L’élaboration de la Messe en si s’étale sur plus de vingt ans. Durant cette période, Bach a puisé dans de nombreux mouvements de cantates adaptés au goût du jour et complété l’œuvre monumentale de nouvelles compositions. Pluralité de styles sur le plan musical, manifeste d’une pensée œcuménique qui dépasse l’hommage au seul culte catholique, la Messe n’a cessé de fasciner depuis sa tardive publication en 1845. Leonardo García Alarcón a déjà dirigé l’œuvre avec le chœur de chambre de Namur et la Cappella Mediterranea, participant naturellement au grand mouvement de l’exécution historiquement informée sur instruments anciens. On pouvait donc s’interroger sur la pertinence d’un projet confié aux forces considérables du Chœur de Radio France et de son Orchestre Philharmonique.
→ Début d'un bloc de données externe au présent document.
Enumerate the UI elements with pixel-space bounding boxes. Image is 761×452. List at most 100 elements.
L’équilibre idéal des cordes et des vents, la saveur de la trompette et du cor naturels, la transparence d’un chœur rompu à la vocalisation rapide allaient-ils faire place à des textures plus épaisses et moins mobiles, à des modes de jeu parfaits dans Mahler mais si éloignés de la « vraye manière de mener l’archelet » dont nous parle Muffat ?
Le mystère s’est vite dissipé dans le « Kyrie », dont l’introduction lancée dans une mystérieuse obscurité donne l’esprit de la soirée : celui d'une cérémonie grandiose où l’art du chef saura parfaitement calibrer les forces, obtenir d’impalpables pianissimo du choeur, construire une sonorité d’ensemble superbe et remarquablement articulée. La disposition de l’orchestre a été soigneusement étudiée en fonction des équilibres, les solistes instrumentaux se joignent aux chanteurs dans une scénographie fluide, les solistes doublent à l’avant-scène certains chœurs pour apporter un surcroît de définition.
Dans les chœurs brillants dont la partition regorge (« Gloria », « Et resurrexit »), le chef parvient à donner une profondeur sonore et une tension exemptes d’agitation. L’expression d’une joie irrésistible transcende des choristes manifestement ensorcelés par la battue discrète et efficace d'Alarcón, le faste et la ferveur sont au rendez-vous. Les entrées fuguées font valoir un pupitre de ténors particulièrement homogène (entrée du « Credo »), ailleurs la superbe articulation des cordes soutient un « Et incarnatus est » d’anthologie et, pour une fois, le climat de désolation du « Crucifixus » est davantage exprimé par un éclairage nuancé des modulations que par l’insistance sur le mot. La gestion des tempos lents est admirablement négociée : nulle baisse de tension ne vient troubler le « Et in terra pax » ou l’impressionnant « Dona nobis pacem ».
Sur le plan de la caractérisation des airs, Alarcón confirme sa profonde affinité avec l’univers du cantor. Le phrasé des violoncelles, le relief des bassons dans le « Quoniam tu solus sanctus » apportent un éclairage inédit au noble chant du baryton-basse Andreas Wolf qui se joue des vocalises dans une tessiture difficile. Ce luxe sonore de l’écrin instrumental fera pardonner le soprano parfois serré de Mariana Flores ou l’intonation légèrement imprécise du contre-ténor Paulin Bündgen dont le timbre apporte cependant à l’« Agnus Dei » une belle intériorité. Marianne Beate Kielland semble quant à elle plus à l’aise dans les mélismes du magnifique « Laudamus te » dont elle livre une lecture radieuse et, là encore, le violon de Ji Yoon Park éblouit par sa virtuosité parfaite et la pertinence stylistique du phrasé. En grande forme, Julian Prégardien offre un « Benedictus » d’une intensité expressive rare, parfaitement accompagné par l’admirable violoncelle d’Eric Levionnois et la flûte moderne de Chloé Dufossez dont le chant ne fait pas un instant regretter le plus expert traverso.
Capable de communiquer un éventail d’informations assez impressionnant à chaque pupitre (et sans partition !), Alarcón a su prouver qu’en matière de musique ancienne il ne faut pas confondre les moyens et les objectifs. Profondément pensé et construit, ce Bach présente toutes les facettes d’articulation, de phrasé, de plans sonores nécessaires à la beauté et à la communication du sentiment et rend ce soir la question de l’instrument moderne ou ancien bien secondaire.
Une version précédente de l'article faisait erreur sur le nom de la flûte solo. Nous prions nos lecteurs de bien vouloir nous en excuser.